I’ve developed a fascination for open source firmware projects like coreboot and openwrt and as a result, I recently ordered some older hardware to experiment with. The victim — a Lenovo ThinkPad T420.
I chose the T420 because it is very similar to a laptop I used when I worked at IBM and it is very affordable (I picked up a refurbished T420 for about $130 on Newegg). After successfully installing coreboot on it, I somewhat regret my choice. The main problem is that the flash chip is buried under the magnesium shielding which means that the entire laptop must be disassembled in order to install coreboot.

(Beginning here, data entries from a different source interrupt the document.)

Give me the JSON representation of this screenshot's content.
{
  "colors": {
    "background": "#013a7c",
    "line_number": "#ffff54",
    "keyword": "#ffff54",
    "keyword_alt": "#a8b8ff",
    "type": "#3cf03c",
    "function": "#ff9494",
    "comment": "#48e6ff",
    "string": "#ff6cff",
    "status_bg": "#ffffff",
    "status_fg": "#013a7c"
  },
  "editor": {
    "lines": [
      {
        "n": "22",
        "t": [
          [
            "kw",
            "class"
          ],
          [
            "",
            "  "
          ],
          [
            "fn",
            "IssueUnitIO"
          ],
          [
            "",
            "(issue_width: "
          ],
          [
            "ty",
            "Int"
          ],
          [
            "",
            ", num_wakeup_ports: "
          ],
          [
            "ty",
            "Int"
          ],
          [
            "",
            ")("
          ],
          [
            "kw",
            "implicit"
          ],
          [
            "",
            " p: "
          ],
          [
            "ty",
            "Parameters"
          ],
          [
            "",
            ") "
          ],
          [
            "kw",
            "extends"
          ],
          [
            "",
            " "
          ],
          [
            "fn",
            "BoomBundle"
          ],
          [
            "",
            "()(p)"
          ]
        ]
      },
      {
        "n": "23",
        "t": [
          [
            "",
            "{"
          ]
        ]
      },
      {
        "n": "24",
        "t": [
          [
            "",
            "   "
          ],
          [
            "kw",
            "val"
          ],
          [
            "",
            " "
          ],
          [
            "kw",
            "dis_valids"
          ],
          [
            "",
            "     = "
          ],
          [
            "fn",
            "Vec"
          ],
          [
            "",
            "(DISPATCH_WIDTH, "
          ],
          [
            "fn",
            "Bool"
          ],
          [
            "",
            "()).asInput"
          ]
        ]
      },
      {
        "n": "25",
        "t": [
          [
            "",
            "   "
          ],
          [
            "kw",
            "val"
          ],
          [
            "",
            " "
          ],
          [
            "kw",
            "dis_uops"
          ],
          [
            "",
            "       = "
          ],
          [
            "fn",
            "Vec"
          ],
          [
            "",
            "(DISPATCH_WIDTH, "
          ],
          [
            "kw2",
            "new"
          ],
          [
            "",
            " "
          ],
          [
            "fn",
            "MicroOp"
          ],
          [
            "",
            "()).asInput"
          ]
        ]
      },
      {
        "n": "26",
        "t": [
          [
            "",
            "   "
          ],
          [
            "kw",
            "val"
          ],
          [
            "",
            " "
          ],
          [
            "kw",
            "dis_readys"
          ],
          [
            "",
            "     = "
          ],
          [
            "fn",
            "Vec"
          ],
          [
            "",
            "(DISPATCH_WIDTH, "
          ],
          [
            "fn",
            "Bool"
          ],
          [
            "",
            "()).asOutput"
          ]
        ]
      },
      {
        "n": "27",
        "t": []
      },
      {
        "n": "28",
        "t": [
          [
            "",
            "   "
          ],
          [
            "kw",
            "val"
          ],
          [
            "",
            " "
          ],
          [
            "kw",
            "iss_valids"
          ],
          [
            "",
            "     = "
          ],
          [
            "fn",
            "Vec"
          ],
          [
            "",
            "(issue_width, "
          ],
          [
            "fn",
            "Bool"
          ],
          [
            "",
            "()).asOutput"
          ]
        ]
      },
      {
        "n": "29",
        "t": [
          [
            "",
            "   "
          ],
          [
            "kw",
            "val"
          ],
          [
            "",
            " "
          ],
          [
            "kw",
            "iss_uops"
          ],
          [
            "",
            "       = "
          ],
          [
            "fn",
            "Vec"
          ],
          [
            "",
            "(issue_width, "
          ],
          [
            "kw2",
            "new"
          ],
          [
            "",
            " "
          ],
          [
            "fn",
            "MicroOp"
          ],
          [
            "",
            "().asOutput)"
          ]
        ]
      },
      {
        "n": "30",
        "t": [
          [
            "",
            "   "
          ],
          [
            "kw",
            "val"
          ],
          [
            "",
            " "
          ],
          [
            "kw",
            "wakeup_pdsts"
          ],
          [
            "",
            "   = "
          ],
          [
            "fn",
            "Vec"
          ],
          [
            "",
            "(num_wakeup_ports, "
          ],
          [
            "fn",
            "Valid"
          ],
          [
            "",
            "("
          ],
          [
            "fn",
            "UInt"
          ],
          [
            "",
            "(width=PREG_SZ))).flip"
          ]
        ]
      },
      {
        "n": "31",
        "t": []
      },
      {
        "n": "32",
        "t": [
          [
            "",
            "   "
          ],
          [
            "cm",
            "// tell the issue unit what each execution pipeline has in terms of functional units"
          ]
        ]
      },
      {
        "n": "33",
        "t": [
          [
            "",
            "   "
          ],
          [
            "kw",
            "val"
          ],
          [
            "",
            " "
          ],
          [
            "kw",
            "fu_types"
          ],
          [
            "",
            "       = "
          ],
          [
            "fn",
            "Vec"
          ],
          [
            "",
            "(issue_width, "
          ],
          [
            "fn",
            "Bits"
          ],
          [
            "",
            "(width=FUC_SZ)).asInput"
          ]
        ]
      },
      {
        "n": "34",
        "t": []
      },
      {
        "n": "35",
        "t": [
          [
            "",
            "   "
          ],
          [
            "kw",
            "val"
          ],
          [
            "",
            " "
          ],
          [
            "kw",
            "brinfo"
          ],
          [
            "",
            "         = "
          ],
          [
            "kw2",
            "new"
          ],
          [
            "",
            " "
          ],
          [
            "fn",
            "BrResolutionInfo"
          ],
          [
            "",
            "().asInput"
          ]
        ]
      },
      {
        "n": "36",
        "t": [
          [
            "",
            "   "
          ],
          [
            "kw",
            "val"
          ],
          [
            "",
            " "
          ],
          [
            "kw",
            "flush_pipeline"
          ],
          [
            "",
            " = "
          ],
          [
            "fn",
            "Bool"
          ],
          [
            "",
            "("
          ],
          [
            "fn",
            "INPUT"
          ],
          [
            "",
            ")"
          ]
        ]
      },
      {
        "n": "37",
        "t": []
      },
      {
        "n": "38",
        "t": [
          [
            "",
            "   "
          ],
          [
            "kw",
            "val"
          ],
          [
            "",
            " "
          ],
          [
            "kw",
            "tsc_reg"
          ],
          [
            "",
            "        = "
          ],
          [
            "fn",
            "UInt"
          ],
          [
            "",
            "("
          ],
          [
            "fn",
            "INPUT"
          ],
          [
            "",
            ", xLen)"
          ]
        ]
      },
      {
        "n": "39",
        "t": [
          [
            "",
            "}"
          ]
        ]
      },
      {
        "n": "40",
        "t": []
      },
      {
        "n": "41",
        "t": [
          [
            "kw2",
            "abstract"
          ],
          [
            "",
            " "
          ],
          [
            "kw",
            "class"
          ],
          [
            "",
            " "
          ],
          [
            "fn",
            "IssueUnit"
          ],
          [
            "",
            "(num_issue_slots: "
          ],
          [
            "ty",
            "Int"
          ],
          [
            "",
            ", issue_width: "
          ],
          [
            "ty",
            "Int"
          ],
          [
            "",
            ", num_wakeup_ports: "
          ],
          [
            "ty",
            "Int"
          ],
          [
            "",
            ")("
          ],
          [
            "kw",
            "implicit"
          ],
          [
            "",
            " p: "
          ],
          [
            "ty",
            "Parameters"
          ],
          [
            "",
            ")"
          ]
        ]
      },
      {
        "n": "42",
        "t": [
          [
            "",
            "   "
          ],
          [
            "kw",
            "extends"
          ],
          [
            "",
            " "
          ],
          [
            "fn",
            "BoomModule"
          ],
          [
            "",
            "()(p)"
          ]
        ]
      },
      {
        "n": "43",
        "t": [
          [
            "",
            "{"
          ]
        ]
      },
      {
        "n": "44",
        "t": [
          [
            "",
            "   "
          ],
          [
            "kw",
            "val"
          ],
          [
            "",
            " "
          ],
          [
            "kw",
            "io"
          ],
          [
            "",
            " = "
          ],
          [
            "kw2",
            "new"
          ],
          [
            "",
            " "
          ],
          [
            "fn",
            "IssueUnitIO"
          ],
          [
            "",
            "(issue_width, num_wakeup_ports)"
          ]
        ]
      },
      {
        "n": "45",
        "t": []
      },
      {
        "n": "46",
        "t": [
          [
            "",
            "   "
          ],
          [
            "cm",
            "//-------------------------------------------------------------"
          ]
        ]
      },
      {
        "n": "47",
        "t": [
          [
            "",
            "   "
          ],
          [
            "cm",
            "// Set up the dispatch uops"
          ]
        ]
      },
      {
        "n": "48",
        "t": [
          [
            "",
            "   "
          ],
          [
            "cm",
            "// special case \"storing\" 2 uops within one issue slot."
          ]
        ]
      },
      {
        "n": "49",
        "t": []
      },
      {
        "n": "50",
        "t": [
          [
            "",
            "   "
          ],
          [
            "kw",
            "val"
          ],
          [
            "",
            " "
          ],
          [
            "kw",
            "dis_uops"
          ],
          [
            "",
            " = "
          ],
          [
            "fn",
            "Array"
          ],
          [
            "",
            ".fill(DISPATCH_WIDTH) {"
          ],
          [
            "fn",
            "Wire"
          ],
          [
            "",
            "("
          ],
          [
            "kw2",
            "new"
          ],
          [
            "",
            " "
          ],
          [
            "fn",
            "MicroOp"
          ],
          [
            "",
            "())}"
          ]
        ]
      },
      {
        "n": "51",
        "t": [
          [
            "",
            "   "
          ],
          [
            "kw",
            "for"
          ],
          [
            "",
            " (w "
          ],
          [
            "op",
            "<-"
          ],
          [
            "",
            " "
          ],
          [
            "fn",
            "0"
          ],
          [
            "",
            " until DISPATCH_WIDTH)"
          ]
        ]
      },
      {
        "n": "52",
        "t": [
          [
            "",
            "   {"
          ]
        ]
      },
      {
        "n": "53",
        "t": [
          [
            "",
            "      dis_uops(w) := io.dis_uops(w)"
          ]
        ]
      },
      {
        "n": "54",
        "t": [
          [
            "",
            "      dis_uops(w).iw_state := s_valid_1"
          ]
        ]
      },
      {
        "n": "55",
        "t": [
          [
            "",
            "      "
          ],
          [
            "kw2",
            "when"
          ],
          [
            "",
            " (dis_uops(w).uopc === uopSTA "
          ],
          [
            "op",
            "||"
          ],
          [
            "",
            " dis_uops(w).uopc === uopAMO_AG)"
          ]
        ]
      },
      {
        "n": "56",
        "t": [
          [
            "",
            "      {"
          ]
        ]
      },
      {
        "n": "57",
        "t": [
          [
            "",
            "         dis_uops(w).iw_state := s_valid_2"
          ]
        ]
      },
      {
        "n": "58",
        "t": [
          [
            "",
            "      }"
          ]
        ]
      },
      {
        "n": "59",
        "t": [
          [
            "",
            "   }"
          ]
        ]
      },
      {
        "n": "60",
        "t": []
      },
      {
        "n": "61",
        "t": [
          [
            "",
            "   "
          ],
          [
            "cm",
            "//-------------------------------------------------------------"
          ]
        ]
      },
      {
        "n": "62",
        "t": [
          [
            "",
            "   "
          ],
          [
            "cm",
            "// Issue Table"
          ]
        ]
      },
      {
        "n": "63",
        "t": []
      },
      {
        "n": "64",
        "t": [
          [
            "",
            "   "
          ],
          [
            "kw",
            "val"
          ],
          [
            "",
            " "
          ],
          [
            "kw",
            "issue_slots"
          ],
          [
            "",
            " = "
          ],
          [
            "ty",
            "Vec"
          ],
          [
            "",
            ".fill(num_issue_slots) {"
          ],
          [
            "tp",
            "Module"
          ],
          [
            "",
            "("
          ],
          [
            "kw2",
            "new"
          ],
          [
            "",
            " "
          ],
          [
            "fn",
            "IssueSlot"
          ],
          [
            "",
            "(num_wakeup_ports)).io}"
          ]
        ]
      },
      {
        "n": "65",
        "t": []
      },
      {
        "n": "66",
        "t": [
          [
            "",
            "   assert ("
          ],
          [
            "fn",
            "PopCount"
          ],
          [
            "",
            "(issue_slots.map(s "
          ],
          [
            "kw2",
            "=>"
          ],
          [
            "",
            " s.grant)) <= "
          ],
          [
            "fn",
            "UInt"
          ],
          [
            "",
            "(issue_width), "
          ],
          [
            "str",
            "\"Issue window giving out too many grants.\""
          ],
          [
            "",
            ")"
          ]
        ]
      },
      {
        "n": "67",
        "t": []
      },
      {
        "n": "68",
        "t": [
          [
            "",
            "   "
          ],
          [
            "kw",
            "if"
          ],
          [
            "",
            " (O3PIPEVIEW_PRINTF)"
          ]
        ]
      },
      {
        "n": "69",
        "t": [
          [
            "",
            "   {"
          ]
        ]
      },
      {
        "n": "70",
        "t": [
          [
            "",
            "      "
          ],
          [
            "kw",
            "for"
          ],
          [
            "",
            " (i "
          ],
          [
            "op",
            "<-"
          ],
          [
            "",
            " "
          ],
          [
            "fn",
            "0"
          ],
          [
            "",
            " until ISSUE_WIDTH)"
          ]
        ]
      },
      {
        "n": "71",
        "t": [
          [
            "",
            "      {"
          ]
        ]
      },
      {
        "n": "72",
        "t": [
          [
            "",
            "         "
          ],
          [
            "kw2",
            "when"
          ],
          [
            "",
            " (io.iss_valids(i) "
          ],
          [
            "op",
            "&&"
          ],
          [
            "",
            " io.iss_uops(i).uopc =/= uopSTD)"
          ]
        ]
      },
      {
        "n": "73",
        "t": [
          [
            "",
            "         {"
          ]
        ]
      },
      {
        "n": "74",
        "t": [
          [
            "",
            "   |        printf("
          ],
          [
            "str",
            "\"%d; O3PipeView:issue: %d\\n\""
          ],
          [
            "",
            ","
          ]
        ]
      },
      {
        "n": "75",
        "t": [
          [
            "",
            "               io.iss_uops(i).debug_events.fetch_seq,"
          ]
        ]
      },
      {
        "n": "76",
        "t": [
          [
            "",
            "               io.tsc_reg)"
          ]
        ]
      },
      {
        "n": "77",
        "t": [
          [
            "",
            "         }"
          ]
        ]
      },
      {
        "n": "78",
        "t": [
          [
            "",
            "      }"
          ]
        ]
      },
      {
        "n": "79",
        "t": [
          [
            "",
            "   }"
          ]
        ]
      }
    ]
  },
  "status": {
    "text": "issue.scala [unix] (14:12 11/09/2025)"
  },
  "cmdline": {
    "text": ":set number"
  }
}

Having disassembled and reassembled the laptop once, I can say that it’s not going to hold up to many reassemblys as I’ve already stripped a screw and cracked the plastic case a bit. The coreboot documentation recommends soldering wires to the board to eliminate the need for disassembly. However, I’m not particularly confident in my soldering abilities. Additionally, I’d be concerned about the length of the wires at that point. When I started the project, I thought the idea of “wires being too long” was kind of ridiculous; I thought that surely it’s not a common problem. On the contrary, after attempting to read the rom several times, I found that I was getting inconsistent reads. I can’t say for sure what the problem was, but it’s very possible that the wires were too long. I don’t want to risk ruining the board with my below-par soldering skills for a solution that may not work consistently.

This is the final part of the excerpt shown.